Generally, precision parts manufacturers are busy running the business and keeping costs down while making sure employees and customers are happy. For a long time, this management model was sufficient to run a successful company.

However, in today's changing climate, I think a necessary addition to a shop manager's job description is the ability to look outside the four walls of the shop for new business opportunities and new customers. That's one of the reasons Production Machining added the editorial column, "Free Thinking." It offers a source of ideas to help shops adapt to today's changing manufacturing marketplace.

In a recent Wall Street Journal article, two precision machined products shops were profiled as examples of taking advantage of opportunities external to traditional customer sources. The article states that the current weak dollar compared to the Euro has created an opportunity for the nimble U.S. manufacturers profiled.

International currency valuation is a mystery to me. The bit I understand is that currently the dollar is weak in comparison to the Euro, which means U.S. products are cheaper for Europeans to buy. Conversely, European goods and services cost more to sell here. That has a two-fold benefit for domestic manufacturers: More work stays in the states because the Europeans are less competitive, and additional business opportunities exist when we supply products to European manufacturers.

The shops highlighted in the Wall Street Journal article have taken advantage of the currency situation to sell products to Europe. One shop, Superior Products (Cleveland, Ohio), is emblematic of this shift. Because of the weak dollar, its costs have come down to a point where the company is in position to make parts that it formerly purchased from a German supplier.

Another shop, Ohio Screw Products (Elyria, Ohio), has sold products to Europe for a while, weathering the ups and downs of the dollar.

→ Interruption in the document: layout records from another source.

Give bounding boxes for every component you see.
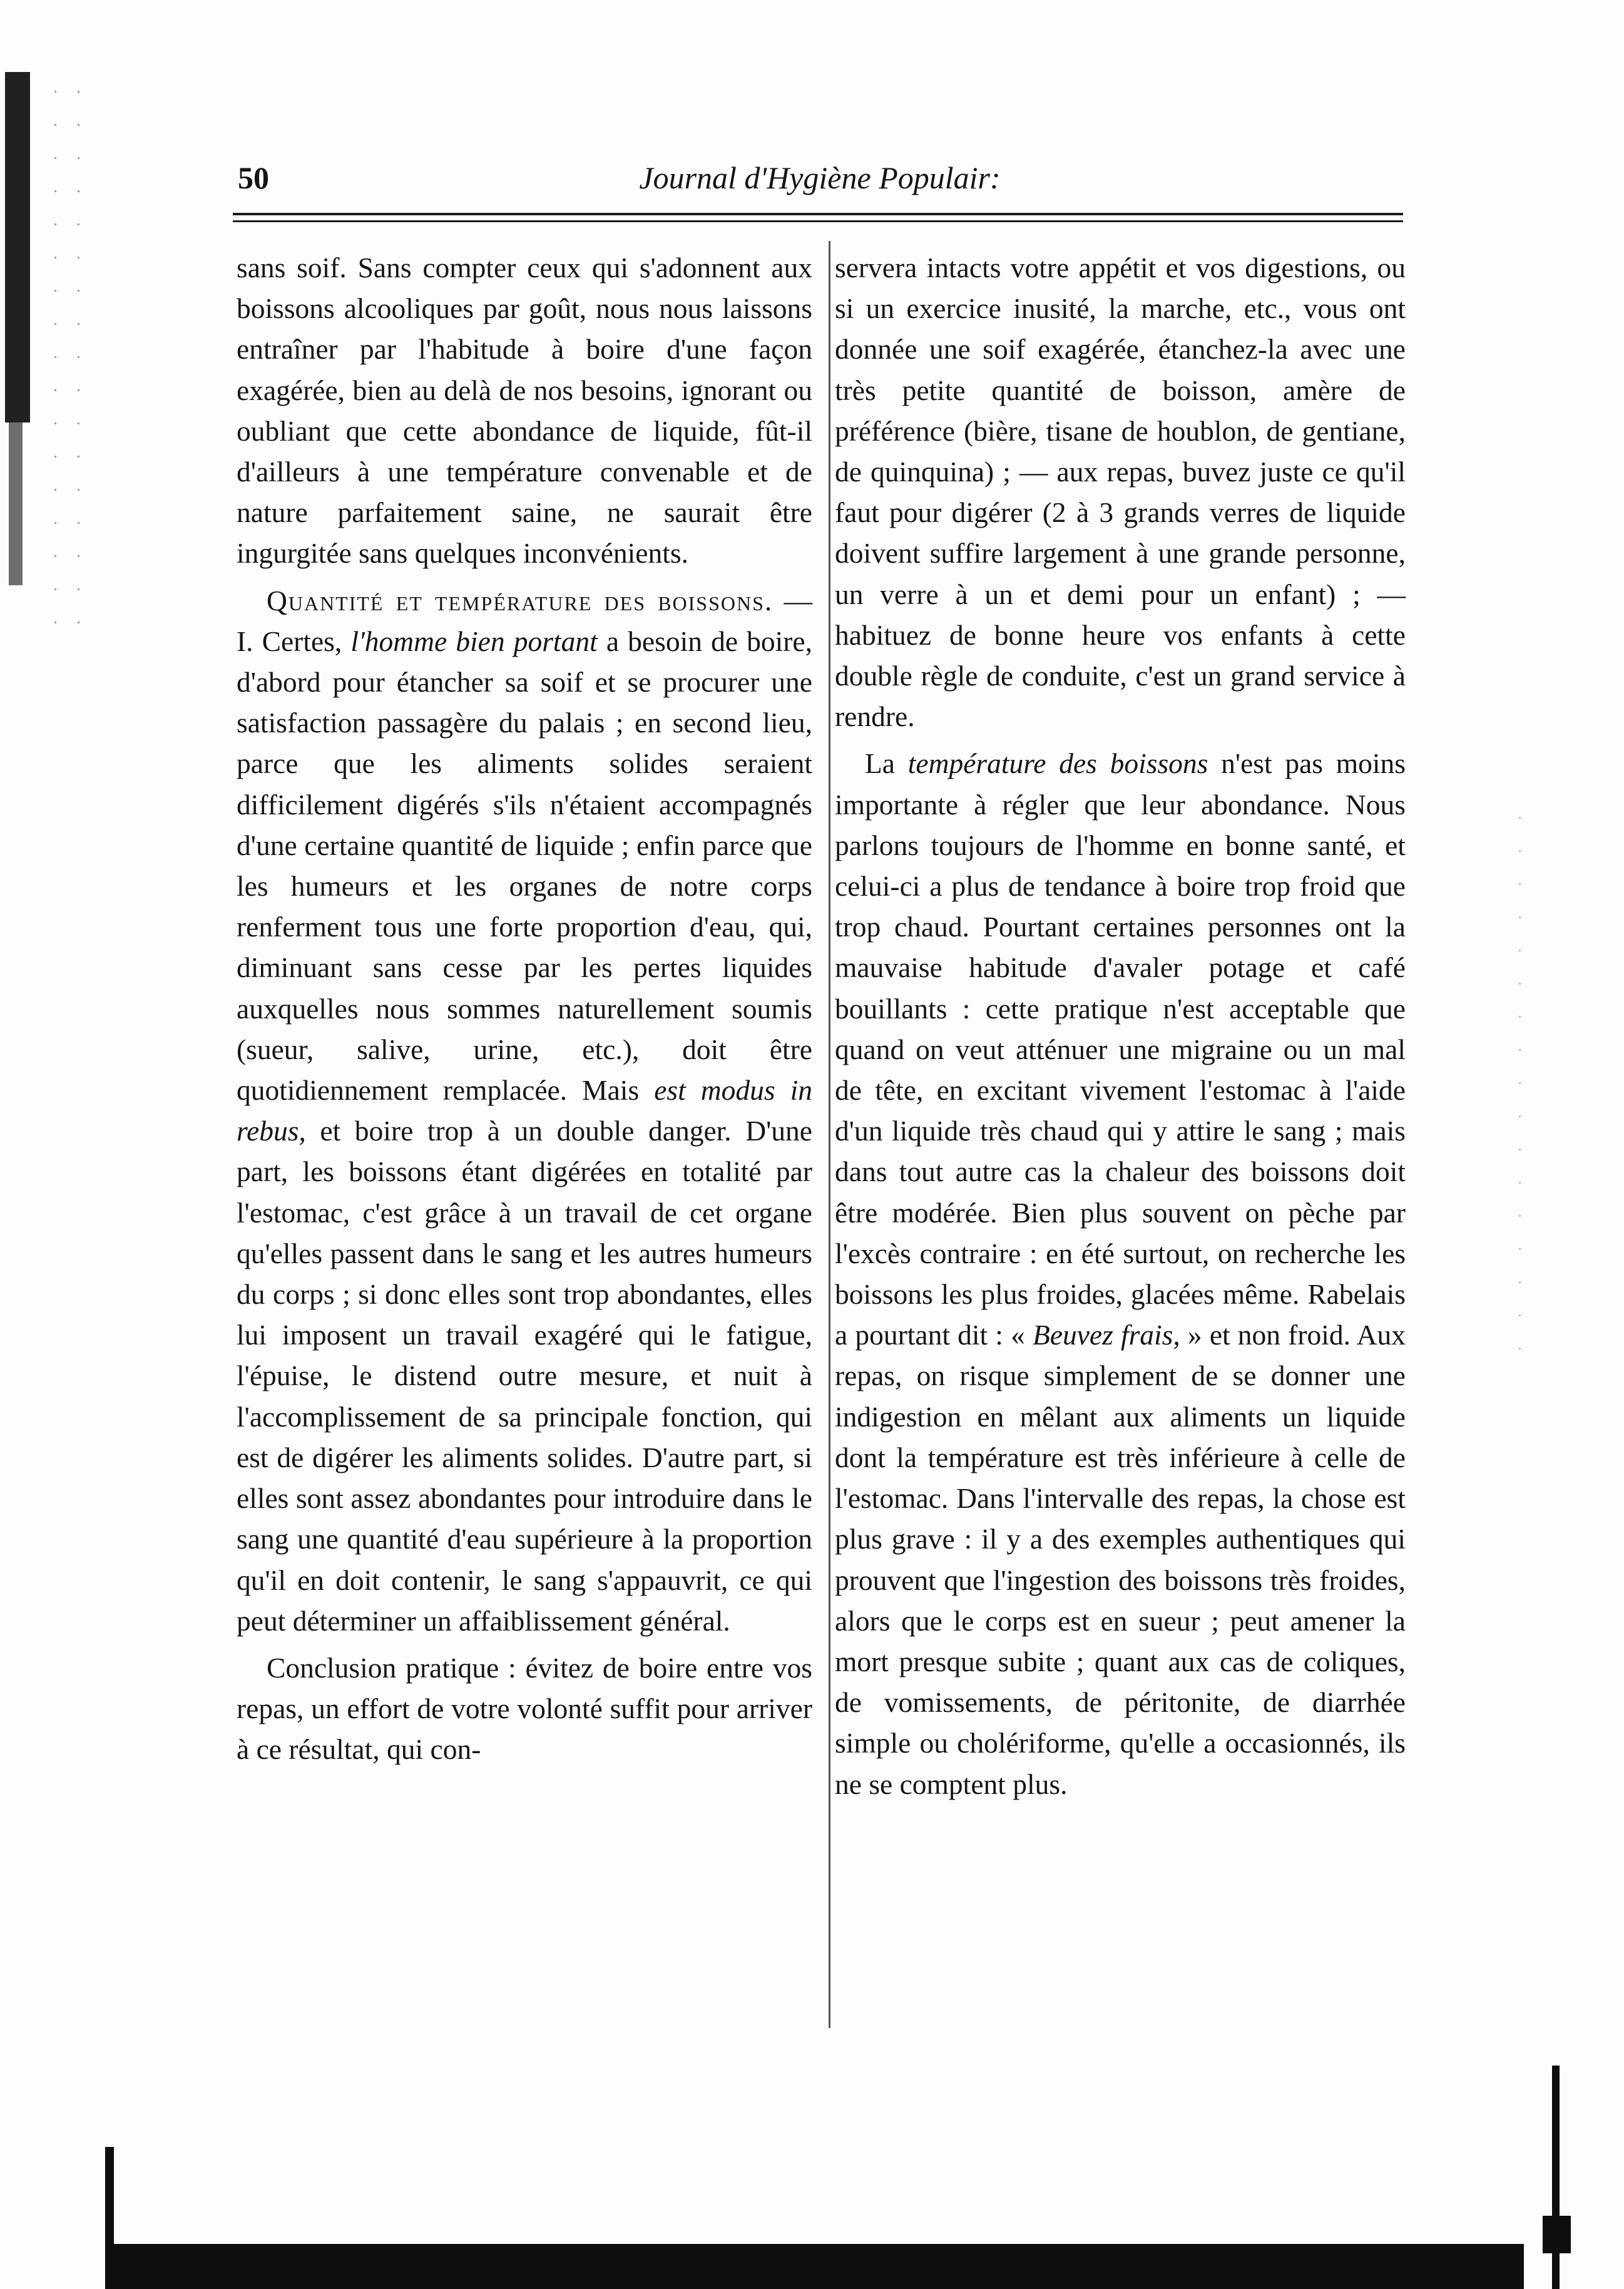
- left-scan-border: [5, 72, 30, 422]
- right-scan-spike: [1543, 2216, 1571, 2253]
- column-divider: [829, 241, 830, 2028]
- emphasis-quote: Beuvez frais,: [1032, 1319, 1180, 1351]
- left-scan-border-lower: [9, 422, 23, 585]
- right-scan-border: [1552, 2066, 1560, 2289]
- bottom-scan-border: [110, 2244, 1524, 2289]
- page-number: 50: [238, 160, 269, 195]
- paragraph: servera intacts votre appétit et vos digestions, ou si un exercice inusité, la marche, etc., vous ont donnée une soif exagérée, étanchez-la avec une très petite quantité de boisson, amère de préférence (bière, tisane de houblon, de gentiane, de quinquina) ; — aux repas, buvez juste ce qu'il faut pour digérer (2 à 3 grands verres de liquide doivent suffire largement à une grande personne, un verre à un et demi pour un enfant) ; — habituez de bonne heure vos enfants à cette double règle de conduite, c'est un grand service à rendre.: [835, 252, 1406, 733]
- paragraph: sans soif. Sans compter ceux qui s'adonnent aux boissons alcooliques par goût, nous nous laissons entraîner par l'habitude à boire d'une façon exagérée, bien au delà de nos besoins, ignorant ou oubliant que cette abondance de liquide, fût-il d'ailleurs à une température convenable et de nature parfaitement saine, ne saurait être ingurgitée sans quelques inconvénients.: [237, 252, 812, 570]
- page-header: [238, 160, 1402, 210]
- emphasis-latin: est modus in rebus,: [237, 1074, 813, 1147]
- right-column: [835, 247, 1406, 1811]
- section-heading: Quantité et température des boissons.: [267, 584, 774, 617]
- emphasis: température des boissons: [907, 747, 1208, 780]
- left-column: [237, 247, 812, 1776]
- header-rule-top: [233, 213, 1403, 215]
- right-margin-specks: [1508, 801, 1533, 1365]
- left-margin-specks: [44, 75, 100, 638]
- paragraph: La température des boissons n'est pas moins importante à régler que leur abondance. Nous parlons toujours de l'homme en bonne santé, et celui-ci a plus de tendance à boire trop froid que trop chaud. Pourtant certaines personnes ont la mauvaise habitude d'avaler potage et café bouillants : cette pratique n'est acceptable que quand on veut atténuer une migraine ou un mal de tête, en excitant vivement l'estomac à l'aide d'un liquide très chaud qui y attire le sang ; mais dans tout autre cas la chaleur des boissons doit être modérée. Bien plus souvent on pèche par l'excès contraire : en été surtout, on recherche les boissons les plus froides, glacées même. Rabelais a pourtant dit : « Beuvez frais, » et non froid. Aux repas, on risque simplement de se donner une indigestion en mêlant aux aliments un liquide dont la température est très inférieure à celle de l'estomac. Dans l'intervalle des repas, la chose est plus grave : il y a des exemples authentiques qui prouvent que l'ingestion des boissons très froides, alors que le corps est en sueur ; peut amener la mort presque subite ; quant aux cas de coliques, de vomissements, de péritonite, de diarrhée simple ou cholériforme, qu'elle a occasionnés, ils ne se comptent plus.: [835, 747, 1406, 1800]
- paragraph: Conclusion pratique : évitez de boire entre vos repas, un effort de votre volonté suffit pour arriver à ce résultat, qui con-: [237, 1651, 812, 1766]
- section-paragraph: Quantité et température des boissons. — I. Certes, l'homme bien portant a besoin de boire, d'abord pour étancher sa soif et se procurer une satisfaction passagère du palais ; en second lieu, parce que les aliments solides seraient difficilement digérés s'ils n'étaient accompagnés d'une certaine quantité de liquide ; enfin parce que les humeurs et les organes de notre corps renferment tous une forte proportion d'eau, qui, diminuant sans cesse par les pertes liquides auxquelles nous sommes naturellement soumis (sueur, salive, urine, etc.), doit être quotidiennement remplacée. Mais est modus in rebus, et boire trop à un double danger. D'une part, les boissons étant digérées en totalité par l'estomac, c'est grâce à un travail de cet organe qu'elles passent dans le sang et les autres humeurs du corps ; si donc elles sont trop abondantes, elles lui imposent un travail exagéré qui le fatigue, l'épuise, le distend outre mesure, et nuit à l'accomplissement de sa principale fonction, qui est de digérer les aliments solides. D'autre part, si elles sont assez abondantes pour introduire dans le sang une quantité d'eau supérieure à la proportion qu'il en doit contenir, le sang s'appauvrit, ce qui peut déterminer un affaiblissement général.: [237, 584, 813, 1637]
- running-title: Journal d'Hygiène Populair:: [639, 160, 1001, 195]
- header-rule-bottom: [233, 220, 1403, 222]
- emphasis: l'homme bien portant: [350, 625, 598, 657]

It has seen the margin of its Euro-priced line of quick disconnect couplings go from very bad to very good as the dollar value declined. Sales have remained flat, but the company is making more profit on each sale.

Being able to take advantage of currency shifts means positioning your business to be nimble enough to quickly change direction as an opportunity arises. Multi-national manufacturers have the luxury of shifting production from country to country to take advantage of currency swings. Smaller, domestic-based shops cannot. But the smaller shops that have an export strategy can more quickly adapt once an opportunity is recognized.

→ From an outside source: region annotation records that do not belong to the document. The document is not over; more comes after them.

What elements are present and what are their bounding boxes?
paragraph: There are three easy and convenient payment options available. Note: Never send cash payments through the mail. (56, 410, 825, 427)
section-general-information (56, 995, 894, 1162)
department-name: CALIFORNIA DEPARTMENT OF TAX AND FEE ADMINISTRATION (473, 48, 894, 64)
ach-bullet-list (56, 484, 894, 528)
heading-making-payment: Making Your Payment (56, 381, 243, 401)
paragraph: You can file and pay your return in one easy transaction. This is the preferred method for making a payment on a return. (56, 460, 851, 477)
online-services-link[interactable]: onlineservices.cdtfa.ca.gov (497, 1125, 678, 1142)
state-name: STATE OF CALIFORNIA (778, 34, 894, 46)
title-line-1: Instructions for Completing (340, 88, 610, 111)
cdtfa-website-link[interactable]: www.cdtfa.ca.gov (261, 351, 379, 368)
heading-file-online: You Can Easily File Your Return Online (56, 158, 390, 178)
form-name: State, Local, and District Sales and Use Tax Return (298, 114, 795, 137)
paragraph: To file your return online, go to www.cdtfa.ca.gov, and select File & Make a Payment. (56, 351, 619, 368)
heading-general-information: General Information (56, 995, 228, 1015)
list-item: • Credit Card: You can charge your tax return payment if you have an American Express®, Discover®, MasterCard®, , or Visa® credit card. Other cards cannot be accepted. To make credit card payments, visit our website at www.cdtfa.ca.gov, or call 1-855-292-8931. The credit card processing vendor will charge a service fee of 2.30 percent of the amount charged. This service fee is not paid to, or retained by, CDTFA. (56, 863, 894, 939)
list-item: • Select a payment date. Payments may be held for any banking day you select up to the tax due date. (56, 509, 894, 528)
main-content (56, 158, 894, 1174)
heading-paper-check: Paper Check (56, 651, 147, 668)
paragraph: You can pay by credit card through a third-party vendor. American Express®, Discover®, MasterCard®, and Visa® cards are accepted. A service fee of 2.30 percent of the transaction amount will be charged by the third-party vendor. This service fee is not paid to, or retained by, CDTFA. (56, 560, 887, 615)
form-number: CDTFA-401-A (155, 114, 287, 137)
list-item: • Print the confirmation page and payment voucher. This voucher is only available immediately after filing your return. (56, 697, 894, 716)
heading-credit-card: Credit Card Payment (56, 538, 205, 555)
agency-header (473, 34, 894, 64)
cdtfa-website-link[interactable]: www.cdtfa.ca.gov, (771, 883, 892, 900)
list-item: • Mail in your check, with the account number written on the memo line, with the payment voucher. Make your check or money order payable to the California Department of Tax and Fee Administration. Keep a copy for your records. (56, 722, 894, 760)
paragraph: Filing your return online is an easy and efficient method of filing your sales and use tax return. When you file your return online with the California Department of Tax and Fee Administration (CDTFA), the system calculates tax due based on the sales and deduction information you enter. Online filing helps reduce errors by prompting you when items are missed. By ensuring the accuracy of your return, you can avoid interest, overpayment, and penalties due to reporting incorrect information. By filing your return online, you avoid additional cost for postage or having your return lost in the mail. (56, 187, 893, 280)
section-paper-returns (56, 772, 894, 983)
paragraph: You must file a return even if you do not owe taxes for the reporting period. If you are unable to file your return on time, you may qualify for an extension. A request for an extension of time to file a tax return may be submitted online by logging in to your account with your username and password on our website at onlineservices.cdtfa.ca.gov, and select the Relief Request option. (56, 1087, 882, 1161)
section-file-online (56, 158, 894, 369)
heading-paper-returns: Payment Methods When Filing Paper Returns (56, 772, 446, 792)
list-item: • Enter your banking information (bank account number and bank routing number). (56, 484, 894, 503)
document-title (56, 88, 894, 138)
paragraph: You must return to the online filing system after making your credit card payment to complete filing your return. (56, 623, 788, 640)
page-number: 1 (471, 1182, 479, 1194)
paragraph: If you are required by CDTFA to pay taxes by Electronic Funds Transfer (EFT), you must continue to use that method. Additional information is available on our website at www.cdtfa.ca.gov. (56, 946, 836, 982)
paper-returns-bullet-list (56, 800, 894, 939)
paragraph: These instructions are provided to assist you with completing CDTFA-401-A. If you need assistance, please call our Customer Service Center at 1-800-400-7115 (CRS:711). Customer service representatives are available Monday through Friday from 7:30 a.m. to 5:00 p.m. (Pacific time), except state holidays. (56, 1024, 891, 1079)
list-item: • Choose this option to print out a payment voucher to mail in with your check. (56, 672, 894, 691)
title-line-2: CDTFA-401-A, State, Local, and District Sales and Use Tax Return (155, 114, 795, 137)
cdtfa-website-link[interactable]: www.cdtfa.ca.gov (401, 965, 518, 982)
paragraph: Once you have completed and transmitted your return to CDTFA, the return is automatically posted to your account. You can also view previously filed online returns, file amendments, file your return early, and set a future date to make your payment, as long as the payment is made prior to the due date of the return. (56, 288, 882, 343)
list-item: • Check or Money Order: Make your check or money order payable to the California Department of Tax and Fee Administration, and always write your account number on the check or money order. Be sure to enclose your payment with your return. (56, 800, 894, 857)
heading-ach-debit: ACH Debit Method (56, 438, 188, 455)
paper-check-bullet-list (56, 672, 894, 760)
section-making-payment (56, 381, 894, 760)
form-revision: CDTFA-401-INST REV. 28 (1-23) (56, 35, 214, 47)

Moreover, reaction to currency fluctuation creates a role for joint ventures among smaller domestic and foreign manufacturers. The thinking goes like this: Because of the weak dollar, the United States is currently a low-cost producer compared to Europe. Smart shops are selling products to Europe and effectively taking business away from European shops, at least for the time being. When the dollar regains strength against the Euro, these roles will be reversed.

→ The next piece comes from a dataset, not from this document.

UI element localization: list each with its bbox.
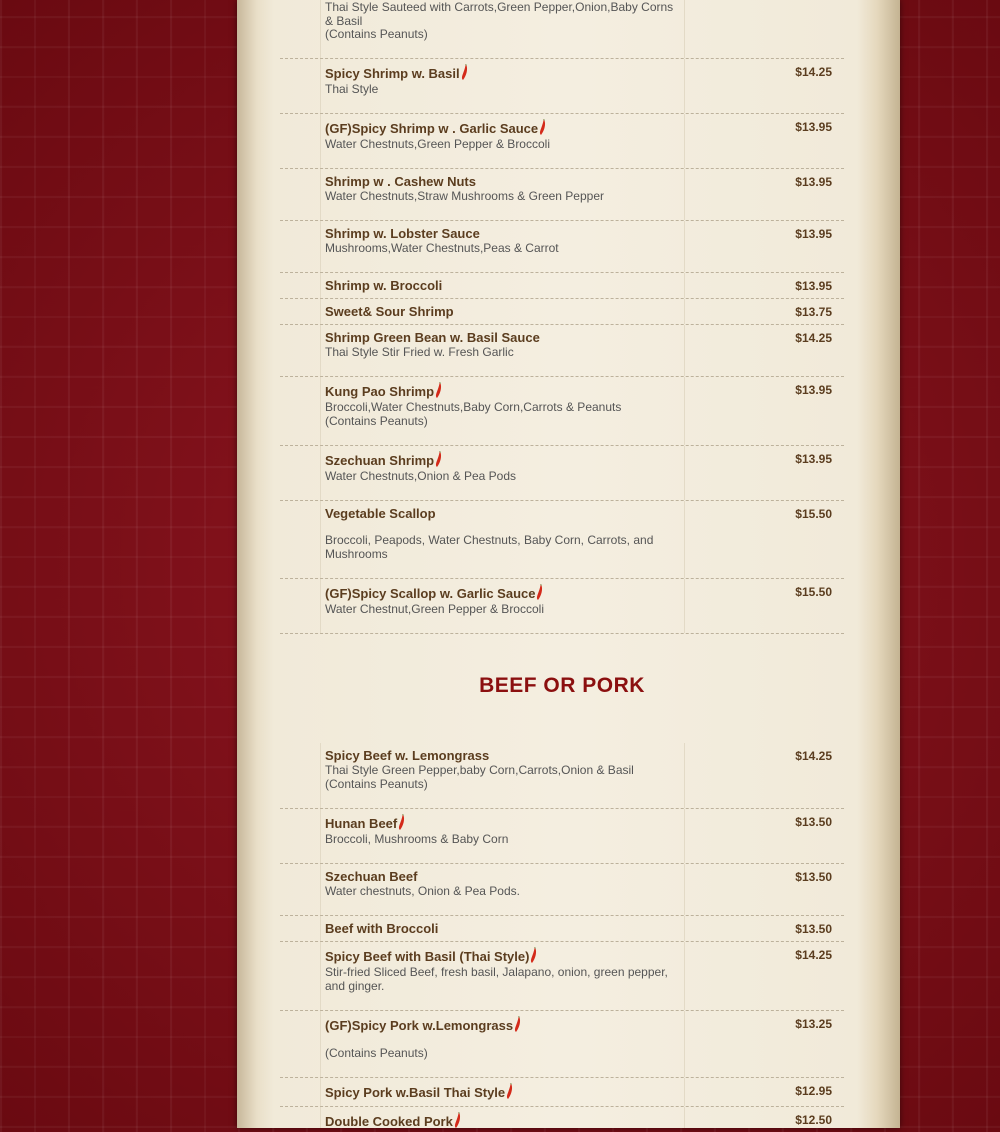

As a hedge, it might be prudent to have a relationship with one or more foreign suppliers that allow both companies to better weather the ups and downs of currency fluctuation. In effect, such a relationship would allow the joint venture to emulate a multi-national company by shifting production among the joint venture parties to maximize profit margins.

One thing's for sure: Currency changes are inevitable, and they cut both ways. Smart shops, whether they are dealing with Europe, Asia or NAFTA, have learned the necessity of keeping an eye looking out of the shop door as well as on the shop floor to see what's really happening.